Ahora bien, evidentemente una cosa es tener una intuición y otra cosa es saber intuitivamente que es una intuición, y la cuestión es si esas dos cosas, distinguibles en el pensamiento, están, de hecho, conectadas invariablemente, de tal modo que siempre podemos distinguir intuitivamente entre una intuición y una cognición determinada por otra. 

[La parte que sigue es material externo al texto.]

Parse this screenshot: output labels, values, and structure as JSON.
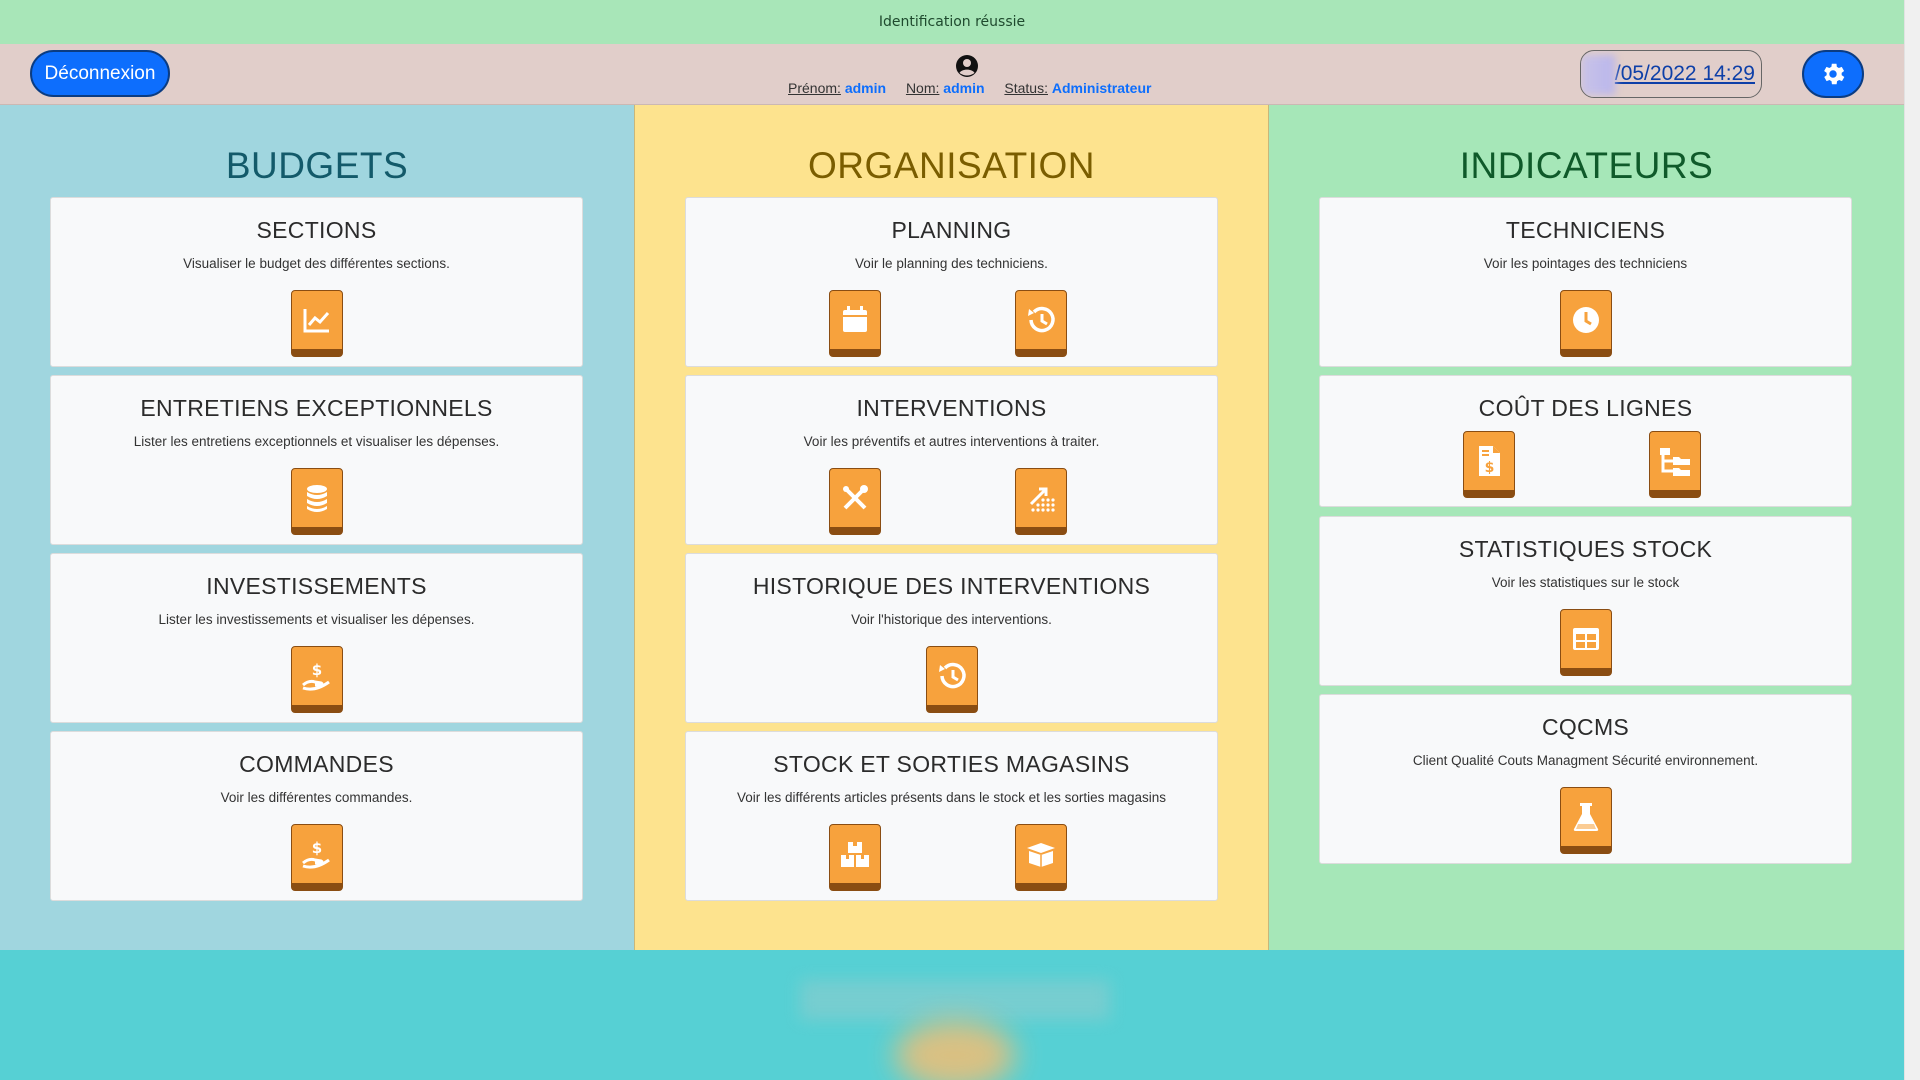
{
  "alert": {
    "message": "Identification réussie"
  },
  "topbar": {
    "logout_label": "Déconnexion",
    "user": {
      "firstname_label": "Prénom:",
      "firstname": "admin",
      "lastname_label": "Nom:",
      "lastname": "admin",
      "status_label": "Status:",
      "status": "Administrateur"
    },
    "datetime": "/05/2022 14:29"
  },
  "columns": [
    {
      "title": "BUDGETS",
      "cards": [
        {
          "title": "SECTIONS",
          "description": "Visualiser le budget des différentes sections.",
          "icons": [
            "chart-line-icon"
          ]
        },
        {
          "title": "ENTRETIENS EXCEPTIONNELS",
          "description": "Lister les entretiens exceptionnels et visualiser les dépenses.",
          "icons": [
            "coins-stack-icon"
          ]
        },
        {
          "title": "INVESTISSEMENTS",
          "description": "Lister les investissements et visualiser les dépenses.",
          "icons": [
            "hand-dollar-icon"
          ]
        },
        {
          "title": "COMMANDES",
          "description": "Voir les différentes commandes.",
          "icons": [
            "hand-dollar-icon"
          ]
        }
      ]
    },
    {
      "title": "ORGANISATION",
      "cards": [
        {
          "title": "PLANNING",
          "description": "Voir le planning des techniciens.",
          "icons": [
            "calendar-icon",
            "history-icon"
          ]
        },
        {
          "title": "INTERVENTIONS",
          "description": "Voir les préventifs et autres interventions à traiter.",
          "icons": [
            "tools-icon",
            "trend-arrow-icon"
          ]
        },
        {
          "title": "HISTORIQUE DES INTERVENTIONS",
          "description": "Voir l'historique des interventions.",
          "icons": [
            "history-icon"
          ]
        },
        {
          "title": "STOCK ET SORTIES MAGASINS",
          "description": "Voir les différents articles présents dans le stock et les sorties magasins",
          "icons": [
            "boxes-icon",
            "open-box-icon"
          ]
        }
      ]
    },
    {
      "title": "INDICATEURS",
      "cards": [
        {
          "title": "TECHNICIENS",
          "description": "Voir les pointages des techniciens",
          "icons": [
            "clock-icon"
          ]
        },
        {
          "title": "COÛT DES LIGNES",
          "description": "",
          "icons": [
            "invoice-dollar-icon",
            "folder-tree-icon"
          ]
        },
        {
          "title": "STATISTIQUES STOCK",
          "description": "Voir les statistiques sur le stock",
          "icons": [
            "table-icon"
          ]
        },
        {
          "title": "CQCMS",
          "description": "Client Qualité Couts Managment Sécurité environnement.",
          "icons": [
            "flask-icon"
          ]
        }
      ]
    }
  ],
  "colors": {
    "alert_bg": "#a8e6b8",
    "topbar_bg": "#e1ceca",
    "budgets_bg": "#a0d6df",
    "organisation_bg": "#fde38e",
    "indicateurs_bg": "#a6e7b8",
    "icon_button": "#f7a23d",
    "primary": "#0d6efd"
  }
}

Toda cognición, como algo presente, es, por supuesto, una intuición de sí misma. Pero la determinación de una cognición por medio de otra cognición o por un objeto trascendental, no es, al menos hasta donde aparece obviamente al principio, una parte del contenido inmediato de esa cognición, aunque parecería ser un elemento de la acción o pasión de un ego trascendental, que no está, quizá, inmediatamente en la consciencia; y, con todo, esta acción o pasión trascendental puede determinar invariablemente una cognición de sí misma, de tal modo que, en realidad, la determinación o no-determinación de la cognición por medio de otra puede ser una parte de la cognición. En este caso, debería decir que nosotros tenemos una capacidad intuitiva para distinguir una intuición de otra cognición.

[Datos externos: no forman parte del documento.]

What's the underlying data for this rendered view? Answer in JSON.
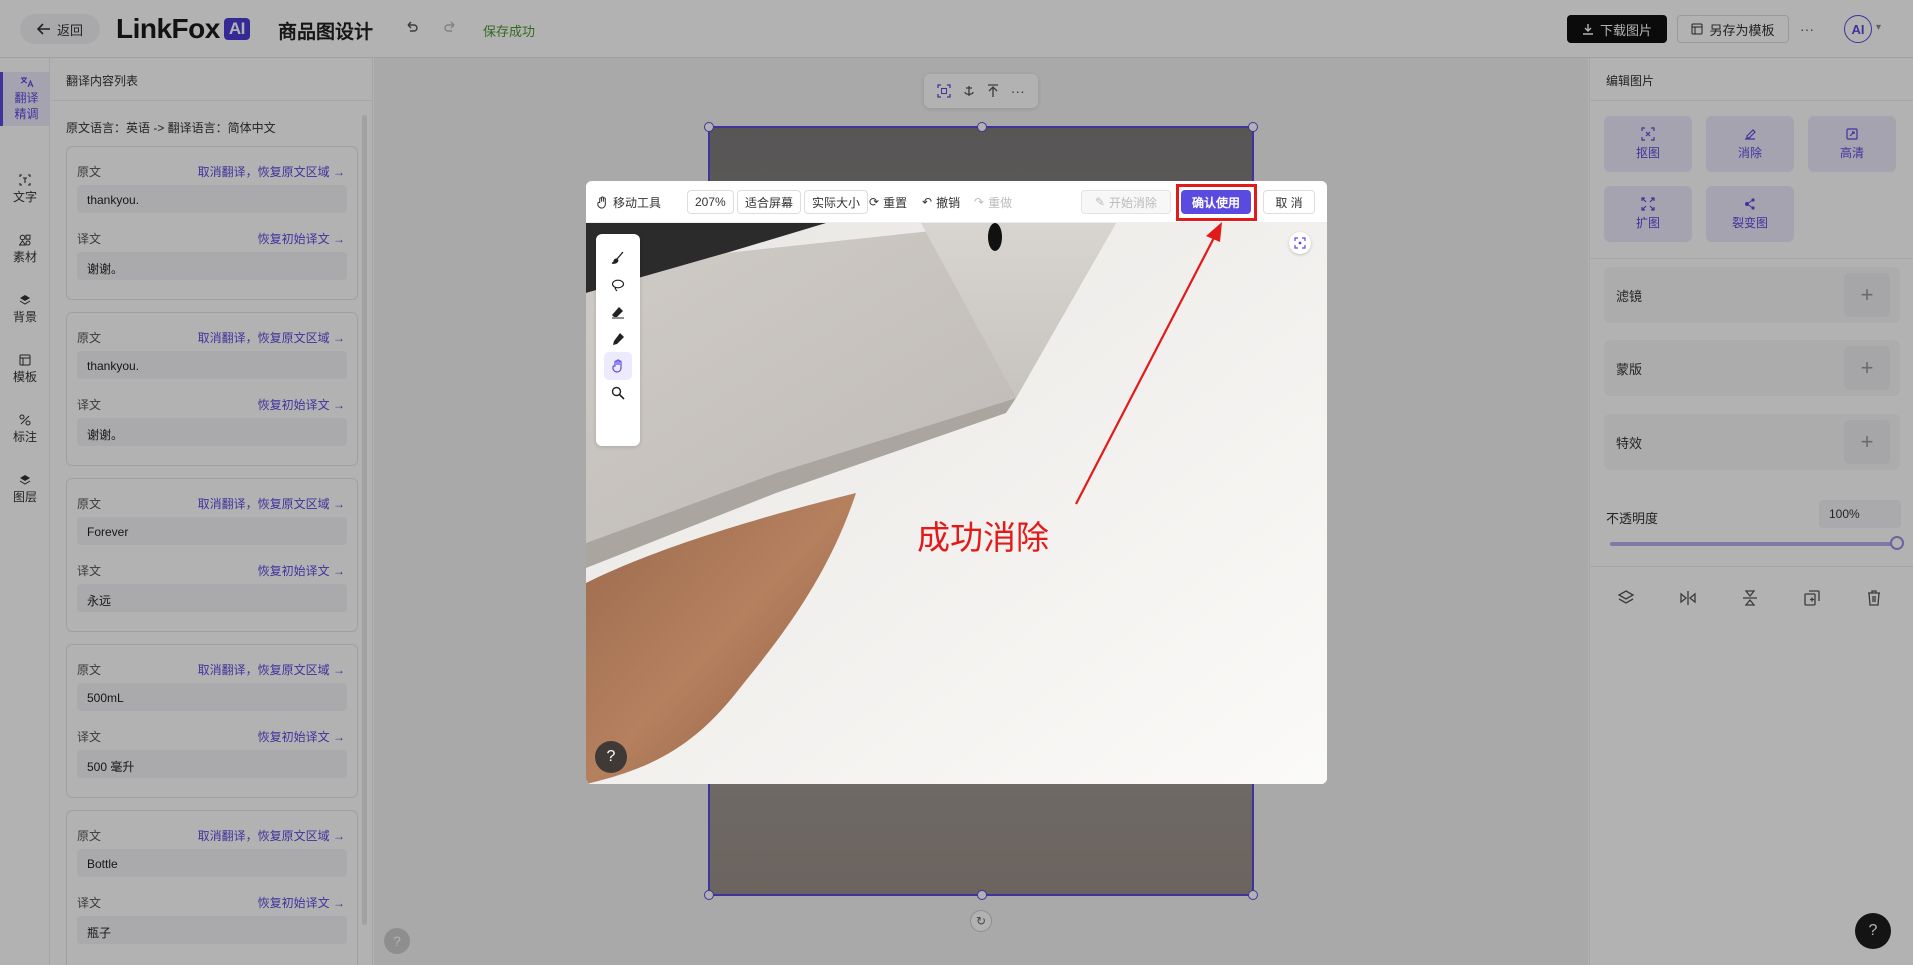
{
  "header": {
    "back_label": "返回",
    "logo_text": "LinkFox",
    "logo_badge": "AI",
    "app_title": "商品图设计",
    "save_status": "保存成功",
    "download_label": "下载图片",
    "save_template_label": "另存为模板",
    "more_label": "···",
    "avatar_text": "AI"
  },
  "left_nav": {
    "items": [
      {
        "label": "翻译精调",
        "icon": "translate-icon",
        "active": true
      },
      {
        "label": "文字",
        "icon": "text-icon"
      },
      {
        "label": "素材",
        "icon": "material-icon"
      },
      {
        "label": "背景",
        "icon": "background-icon"
      },
      {
        "label": "模板",
        "icon": "template-icon"
      },
      {
        "label": "标注",
        "icon": "annotate-icon"
      },
      {
        "label": "图层",
        "icon": "layers-icon"
      }
    ]
  },
  "translation_panel": {
    "title": "翻译内容列表",
    "language_line": "原文语言：英语 -> 翻译语言：简体中文",
    "source_label": "原文",
    "target_label": "译文",
    "cancel_action": "取消翻译，恢复原文区域 →",
    "restore_action": "恢复初始译文 →",
    "items": [
      {
        "source": "thankyou.",
        "target": "谢谢。"
      },
      {
        "source": "thankyou.",
        "target": "谢谢。"
      },
      {
        "source": "Forever",
        "target": "永远"
      },
      {
        "source": "500mL",
        "target": "500 毫升"
      },
      {
        "source": "Bottle",
        "target": "瓶子"
      }
    ]
  },
  "right_panel": {
    "title": "编辑图片",
    "tools": [
      {
        "label": "抠图",
        "icon": "cutout-icon"
      },
      {
        "label": "消除",
        "icon": "erase-icon"
      },
      {
        "label": "高清",
        "icon": "hd-icon"
      },
      {
        "label": "扩图",
        "icon": "expand-icon"
      },
      {
        "label": "裂变图",
        "icon": "fission-icon"
      }
    ],
    "sections": [
      "滤镜",
      "蒙版",
      "特效"
    ],
    "opacity_label": "不透明度",
    "opacity_value": "100%",
    "opacity_fraction": 1.0
  },
  "modal": {
    "move_tool_label": "移动工具",
    "zoom": "207%",
    "fit_screen": "适合屏幕",
    "actual_size": "实际大小",
    "reset": "重置",
    "undo": "撤销",
    "redo": "重做",
    "start_erase": "开始消除",
    "confirm": "确认使用",
    "cancel": "取 消",
    "help": "?"
  },
  "annotation": {
    "text": "成功消除",
    "color": "#e21a1a"
  },
  "colors": {
    "accent": "#5b4ae0",
    "dark_button": "#111111",
    "saved_green": "#4a9a2e"
  }
}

No hay pruebas de que tengamos esta facultad, excepto que nos parece sentir que la tenemos. Pero la importancia de ese testimonio depende enteramente de que se suponga que tenemos la capacidad de distinguir en este sentimiento si el sentimiento es el resultado de la educación, de viejas asociaciones, etc., o si es una cognición intuitiva; o, en otras palabras, depende del presuponer el mismo asunto del que se atestigua. ¿Es infalible este sentimiento? ¿Y este juicio sobre él es infalible y así sucesivamente, ad infinitum? Suponiendo que un hombre realmente pudiera silenciarse en tal fe, estaría, desde luego, impermeable a la verdad, "a prueba de pruebas".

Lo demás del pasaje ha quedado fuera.